Recently i came across this interview question:

You are given n real numbers in an array. A number in the array is called a decimal dominant if it occurs more than n/10 times in the array. Give an O(n) time algorithm to determine if the given array has a decimal dominant.

Now i can think of a few ways to solve this, and any generalisation of this question (i.e. finding any number that appears K times in an array)

One could be to make a hash table in pass 1, and then count the number of occurences in pass 2, which would be O(n), but uses O(n) space as well,

There is one way using 9 buckets

But, is there any way we could do it in a constant space?? Any suggestions??

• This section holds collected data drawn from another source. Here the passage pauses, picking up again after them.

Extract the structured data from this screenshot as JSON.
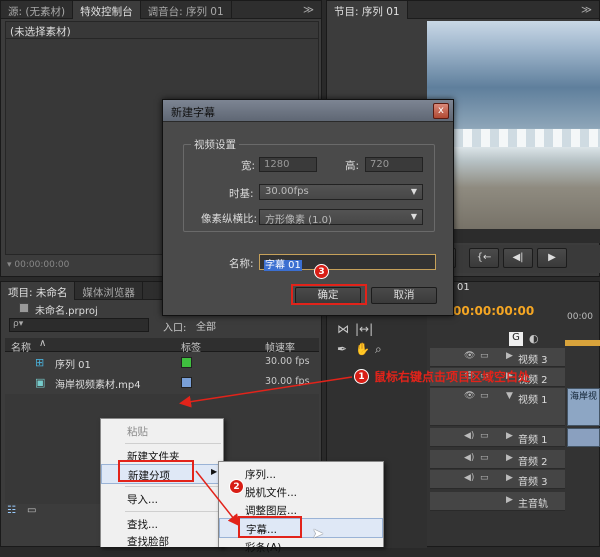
{
  "colors": {
    "accent_red": "#e2231a",
    "timecode_orange": "#f5a623",
    "label_green": "#3fbf3f",
    "label_blue": "#7aa0d8"
  },
  "source_panel": {
    "tabs": [
      "源: (无素材)",
      "特效控制台",
      "调音台: 序列 01"
    ],
    "menu_glyph": "≫",
    "empty_label": "(未选择素材)",
    "timecode": "00:00:00:00"
  },
  "program_panel": {
    "tab": "节目: 序列 01",
    "menu_glyph": "≫"
  },
  "project_panel": {
    "tabs": [
      "项目: 未命名",
      "媒体浏览器"
    ],
    "project_file": "未命名.prproj",
    "search_placeholder": "ρ▾",
    "entry_label": "入口:",
    "entry_value": "全部",
    "columns": {
      "name": "名称",
      "label": "标签",
      "framerate": "帧速率"
    },
    "items": [
      {
        "name": "序列 01",
        "fps": "30.00 fps",
        "label_color": "#3fbf3f"
      },
      {
        "name": "海岸视频素材.mp4",
        "fps": "30.00 fps",
        "label_color": "#7aa0d8"
      }
    ]
  },
  "timeline": {
    "tab": "01",
    "timecode": "00:00:00:00",
    "ruler_label": "00:00",
    "tracks": [
      {
        "name": "视频 3",
        "type": "video"
      },
      {
        "name": "视频 2",
        "type": "video"
      },
      {
        "name": "视频 1",
        "type": "video",
        "clip": "海岸视"
      },
      {
        "name": "音频 1",
        "type": "audio"
      },
      {
        "name": "音频 2",
        "type": "audio"
      },
      {
        "name": "音频 3",
        "type": "audio"
      },
      {
        "name": "主音轨",
        "type": "master"
      }
    ]
  },
  "dialog": {
    "title": "新建字幕",
    "close": "x",
    "group_label": "视频设置",
    "width_label": "宽:",
    "width_value": "1280",
    "height_label": "高:",
    "height_value": "720",
    "timebase_label": "时基:",
    "timebase_value": "30.00fps",
    "pixel_aspect_label": "像素纵横比:",
    "pixel_aspect_value": "方形像素 (1.0)",
    "name_label": "名称:",
    "name_value": "字幕 01",
    "ok": "确定",
    "cancel": "取消"
  },
  "context_menu": {
    "items": [
      "粘贴",
      "新建文件夹",
      "新建分项",
      "导入...",
      "查找...",
      "查找脸部"
    ]
  },
  "submenu": {
    "items": [
      "序列...",
      "脱机文件...",
      "调整图层...",
      "字幕...",
      "彩条(A)"
    ]
  },
  "annotations": {
    "step1": "1",
    "step1_text": "鼠标右键点击项目区域空白处",
    "step2": "2",
    "step3": "3"
  }
}
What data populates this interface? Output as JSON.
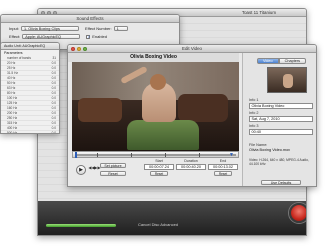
{
  "toast_window": {
    "title": "Toast 11 Titanium",
    "bottom_text": "Cancel   Disc   Advanced"
  },
  "sound_effects": {
    "title": "Sound Effects",
    "input_label": "Input:",
    "input_value": "1. Olivia Boxing Clips",
    "effect_number_label": "Effect Number:",
    "effect_number_value": "1",
    "effect_label": "Effect:",
    "effect_value": "Apple: AUGraphicEQ",
    "enabled_label": "Enabled",
    "enabled": true
  },
  "audio_unit": {
    "title": "Audio Unit: AUGraphicEQ",
    "parameters_label": "Parameters",
    "band_count_label": "number of bands",
    "band_count_value": "31",
    "bands": [
      {
        "label": "20 Hz",
        "value": "0.0"
      },
      {
        "label": "25 Hz",
        "value": "0.0"
      },
      {
        "label": "31.5 Hz",
        "value": "0.0"
      },
      {
        "label": "40 Hz",
        "value": "0.0"
      },
      {
        "label": "50 Hz",
        "value": "0.0"
      },
      {
        "label": "63 Hz",
        "value": "0.0"
      },
      {
        "label": "80 Hz",
        "value": "0.0"
      },
      {
        "label": "100 Hz",
        "value": "0.0"
      },
      {
        "label": "125 Hz",
        "value": "0.0"
      },
      {
        "label": "160 Hz",
        "value": "0.0"
      },
      {
        "label": "200 Hz",
        "value": "0.0"
      },
      {
        "label": "250 Hz",
        "value": "0.0"
      },
      {
        "label": "315 Hz",
        "value": "0.0"
      },
      {
        "label": "400 Hz",
        "value": "0.0"
      },
      {
        "label": "500 Hz",
        "value": "0.0"
      }
    ]
  },
  "edit_video": {
    "title": "Edit Video",
    "video_title": "Olivia Boxing Video",
    "controls": {
      "play_glyph": "▶",
      "rewind_glyph": "◀◀",
      "forward_glyph": "▶▶",
      "set_picture_label": "Set picture",
      "reset_label": "Reset",
      "start_label": "Start",
      "start_value": "00:00:07.24",
      "duration_label": "Duration",
      "duration_value": "00:00:40.20",
      "end_label": "End",
      "end_value": "00:00:13.02",
      "set_label": "Reset"
    },
    "inspector": {
      "tabs": [
        "Video",
        "Chapters"
      ],
      "active_tab": "Video",
      "info1_label": "Info 1",
      "info1_value": "Olivia Boxing Video",
      "info2_label": "Info 2",
      "info2_value": "Sat, Aug 7, 2010",
      "info3_label": "Info 3",
      "info3_value": "00:40",
      "file_name_label": "File Name:",
      "file_name_value": "Olivia Boxing Video.mov",
      "file_details": "Video: H.264, 640 x 480, MPEG-4 Audio, 44.100 kHz",
      "use_defaults_label": "Use Defaults"
    }
  }
}
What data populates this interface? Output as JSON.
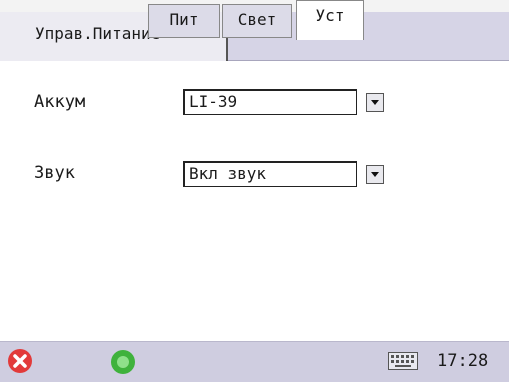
{
  "header": {
    "tab_label": "Управ.Питание"
  },
  "form": {
    "battery": {
      "label": "Аккум",
      "value": "LI-39"
    },
    "sound": {
      "label": "Звук",
      "value": "Вкл звук"
    }
  },
  "taskbar": {
    "tabs": [
      {
        "label": "Пит"
      },
      {
        "label": "Свет"
      },
      {
        "label": "Уст"
      }
    ],
    "clock": "17:28",
    "close_color": "#e23a3a",
    "ok_color": "#3fb23c"
  }
}
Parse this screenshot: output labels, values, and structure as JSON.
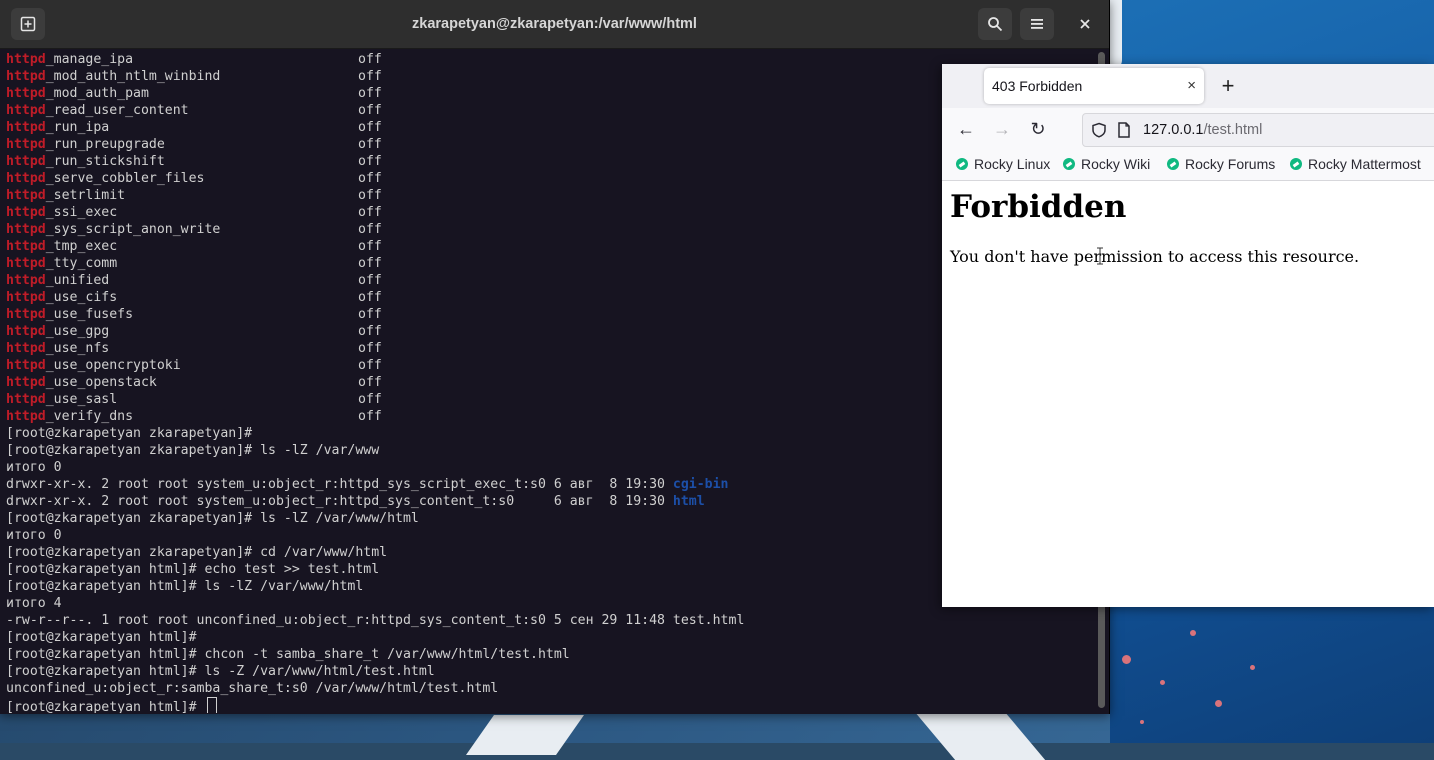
{
  "terminal": {
    "title": "zkarapetyan@zkarapetyan:/var/www/html",
    "new_tab_icon": "new-tab-icon",
    "search_icon": "search-icon",
    "menu_icon": "hamburger-menu-icon",
    "close_icon": "close-icon",
    "booleans": [
      {
        "prefix": "httpd",
        "name": "_manage_ipa",
        "state": "off"
      },
      {
        "prefix": "httpd",
        "name": "_mod_auth_ntlm_winbind",
        "state": "off"
      },
      {
        "prefix": "httpd",
        "name": "_mod_auth_pam",
        "state": "off"
      },
      {
        "prefix": "httpd",
        "name": "_read_user_content",
        "state": "off"
      },
      {
        "prefix": "httpd",
        "name": "_run_ipa",
        "state": "off"
      },
      {
        "prefix": "httpd",
        "name": "_run_preupgrade",
        "state": "off"
      },
      {
        "prefix": "httpd",
        "name": "_run_stickshift",
        "state": "off"
      },
      {
        "prefix": "httpd",
        "name": "_serve_cobbler_files",
        "state": "off"
      },
      {
        "prefix": "httpd",
        "name": "_setrlimit",
        "state": "off"
      },
      {
        "prefix": "httpd",
        "name": "_ssi_exec",
        "state": "off"
      },
      {
        "prefix": "httpd",
        "name": "_sys_script_anon_write",
        "state": "off"
      },
      {
        "prefix": "httpd",
        "name": "_tmp_exec",
        "state": "off"
      },
      {
        "prefix": "httpd",
        "name": "_tty_comm",
        "state": "off"
      },
      {
        "prefix": "httpd",
        "name": "_unified",
        "state": "off"
      },
      {
        "prefix": "httpd",
        "name": "_use_cifs",
        "state": "off"
      },
      {
        "prefix": "httpd",
        "name": "_use_fusefs",
        "state": "off"
      },
      {
        "prefix": "httpd",
        "name": "_use_gpg",
        "state": "off"
      },
      {
        "prefix": "httpd",
        "name": "_use_nfs",
        "state": "off"
      },
      {
        "prefix": "httpd",
        "name": "_use_opencryptoki",
        "state": "off"
      },
      {
        "prefix": "httpd",
        "name": "_use_openstack",
        "state": "off"
      },
      {
        "prefix": "httpd",
        "name": "_use_sasl",
        "state": "off"
      },
      {
        "prefix": "httpd",
        "name": "_verify_dns",
        "state": "off"
      }
    ],
    "lines": [
      {
        "text": "[root@zkarapetyan zkarapetyan]#"
      },
      {
        "text": "[root@zkarapetyan zkarapetyan]# ls -lZ /var/www"
      },
      {
        "text": "итого 0"
      },
      {
        "text": "drwxr-xr-x. 2 root root system_u:object_r:httpd_sys_script_exec_t:s0 6 авг  8 19:30 ",
        "dir": "cgi-bin"
      },
      {
        "text": "drwxr-xr-x. 2 root root system_u:object_r:httpd_sys_content_t:s0     6 авг  8 19:30 ",
        "dir": "html"
      },
      {
        "text": "[root@zkarapetyan zkarapetyan]# ls -lZ /var/www/html"
      },
      {
        "text": "итого 0"
      },
      {
        "text": "[root@zkarapetyan zkarapetyan]# cd /var/www/html"
      },
      {
        "text": "[root@zkarapetyan html]# echo test >> test.html"
      },
      {
        "text": "[root@zkarapetyan html]# ls -lZ /var/www/html"
      },
      {
        "text": "итого 4"
      },
      {
        "text": "-rw-r--r--. 1 root root unconfined_u:object_r:httpd_sys_content_t:s0 5 сен 29 11:48 test.html"
      },
      {
        "text": "[root@zkarapetyan html]#"
      },
      {
        "text": "[root@zkarapetyan html]# chcon -t samba_share_t /var/www/html/test.html"
      },
      {
        "text": "[root@zkarapetyan html]# ls -Z /var/www/html/test.html"
      },
      {
        "text": "unconfined_u:object_r:samba_share_t:s0 /var/www/html/test.html"
      }
    ],
    "prompt": "[root@zkarapetyan html]# "
  },
  "browser": {
    "tab_title": "403 Forbidden",
    "tab_close": "×",
    "new_tab": "+",
    "back": "←",
    "forward": "→",
    "reload": "↻",
    "url_host": "127.0.0.1",
    "url_path": "/test.html",
    "bookmarks": [
      "Rocky Linux",
      "Rocky Wiki",
      "Rocky Forums",
      "Rocky Mattermost"
    ],
    "page_heading": "Forbidden",
    "page_text": "You don't have permission to access this resource."
  },
  "colors": {
    "terminal_bg": "#171421",
    "highlight_red": "#c01c28",
    "dir_blue": "#1c4fa8",
    "bookmark_green": "#10b981"
  }
}
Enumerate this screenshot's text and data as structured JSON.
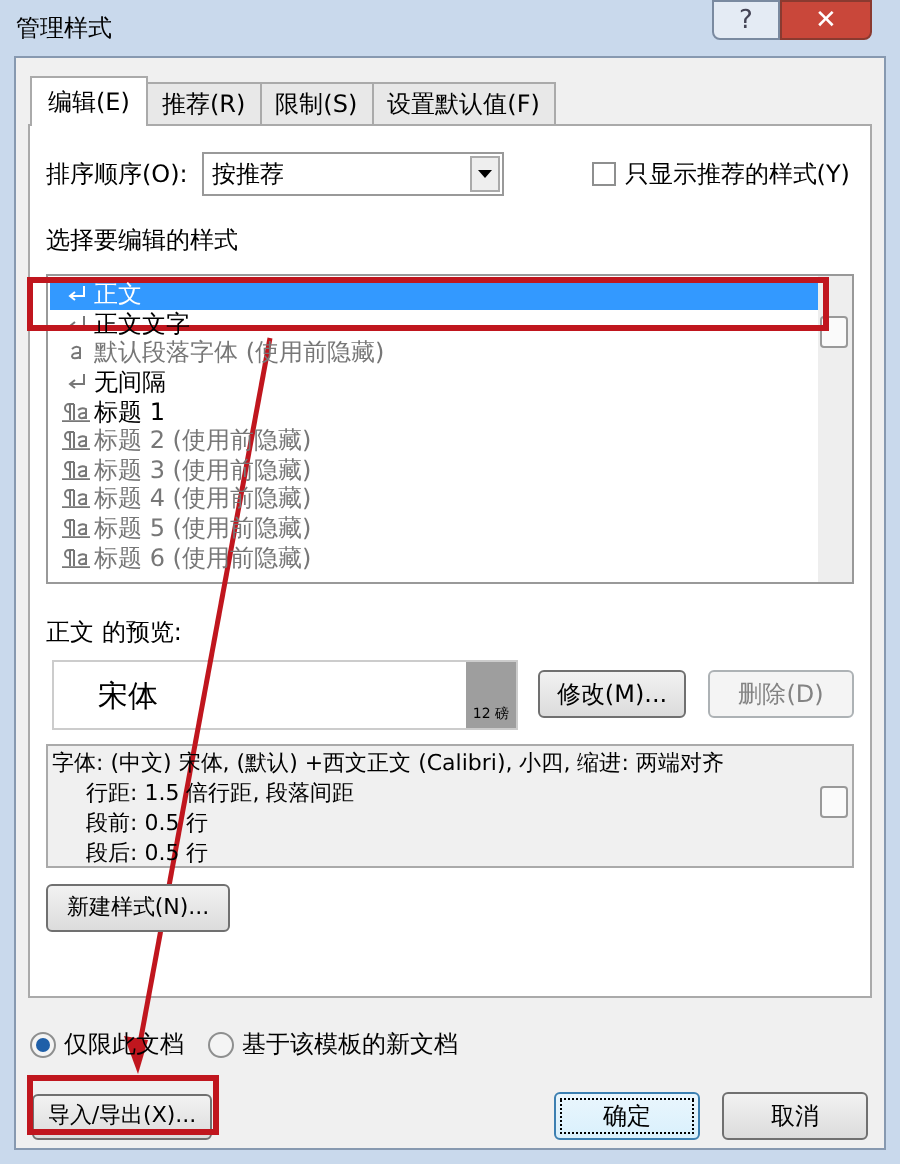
{
  "window": {
    "title": "管理样式",
    "help": "?",
    "close": "✕"
  },
  "tabs": [
    {
      "label": "编辑(E)",
      "selected": true
    },
    {
      "label": "推荐(R)",
      "selected": false
    },
    {
      "label": "限制(S)",
      "selected": false
    },
    {
      "label": "设置默认值(F)",
      "selected": false
    }
  ],
  "sort": {
    "label": "排序顺序(O):",
    "value": "按推荐",
    "recommended_only": {
      "label": "只显示推荐的样式(Y)",
      "checked": false
    }
  },
  "styles_label": "选择要编辑的样式",
  "styles": [
    {
      "name": "正文",
      "kind": "paragraph",
      "selected": true,
      "dimmed": false
    },
    {
      "name": "正文文字",
      "kind": "paragraph",
      "selected": false,
      "dimmed": false
    },
    {
      "name": "默认段落字体 (使用前隐藏)",
      "kind": "character",
      "selected": false,
      "dimmed": true
    },
    {
      "name": "无间隔",
      "kind": "paragraph",
      "selected": false,
      "dimmed": false
    },
    {
      "name": "标题 1",
      "kind": "linked",
      "selected": false,
      "dimmed": false
    },
    {
      "name": "标题 2 (使用前隐藏)",
      "kind": "linked",
      "selected": false,
      "dimmed": true
    },
    {
      "name": "标题 3 (使用前隐藏)",
      "kind": "linked",
      "selected": false,
      "dimmed": true
    },
    {
      "name": "标题 4 (使用前隐藏)",
      "kind": "linked",
      "selected": false,
      "dimmed": true
    },
    {
      "name": "标题 5 (使用前隐藏)",
      "kind": "linked",
      "selected": false,
      "dimmed": true
    },
    {
      "name": "标题 6 (使用前隐藏)",
      "kind": "linked",
      "selected": false,
      "dimmed": true
    }
  ],
  "preview": {
    "label": "正文 的预览:",
    "sample": "宋体",
    "size": "12 磅"
  },
  "modify_button": {
    "label": "修改(M)...",
    "disabled": false
  },
  "delete_button": {
    "label": "删除(D)",
    "disabled": true
  },
  "description": [
    {
      "text": "字体: (中文) 宋体, (默认) +西文正文 (Calibri), 小四, 缩进: 两端对齐",
      "indented": false
    },
    {
      "text": "行距: 1.5 倍行距, 段落间距",
      "indented": true
    },
    {
      "text": "段前: 0.5 行",
      "indented": true
    },
    {
      "text": "段后: 0.5 行",
      "indented": true
    }
  ],
  "new_style_button": "新建样式(N)...",
  "scope": [
    {
      "label": "仅限此文档",
      "selected": true
    },
    {
      "label": "基于该模板的新文档",
      "selected": false
    }
  ],
  "buttons": {
    "import_export": "导入/导出(X)...",
    "ok": "确定",
    "cancel": "取消"
  }
}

[EDIT] i haven't checked the 9 bucket solution, readers may like to go through n.m.'s comments below

Answer 1

Using 3-way qSort Java implementation printing

public class DecimalDominants {
    public static void sort(Comparable[] arr) {
        sort(arr, 0, arr.length - 1);
    }

    private static void sort(Comparable[] arr, int lo, int hi) {
        if (lo >= hi) return;
        int lt = lo, gt = hi;
        Comparable v = arr[lo];
        int i = lo;
        while (i <= gt) {
            int cmp = arr[i].compareTo(v);
            if (cmp < 0) swap(arr, lt++, i++);
            else if (cmp > 0) swap(arr, i, gt--);
            else i++;
        }
        int times = gt - lt + 1;
        if (times > arr.length / 10) System.out.printf("%s repeats %d times\n", v, times);
        sort(arr, lo, lt - 1);
        sort(arr, gt + 1, hi);
    }

    private static void swap(Comparable[] arr, int i, int j) {
        Comparable swap = arr[i];
        arr[i] = arr[j];
        arr[j] = swap;
    }

    public static void main(String[] args) {
        Integer[] arr = {1, 2, 1, 2, 1, 2, 1, 4, 3, 2, 4, 2, 3, 5, 6, 7, 8, 9, 3, 2, 4, 5, 2, 3, 6, 7, 8, 3, 2, 5};
        System.out.println("print numbers which repeat more then " + arr.length / 10);
        sort(arr);
    }
}

Answer 2

you may use 3-way-partition quick-select to find the (n/10)th largest element of the array, and then check whether it's decimal-dominant; if not, recur in the right sub-array.

this can be done in-place and within linear expectation time, so not strictly constant space.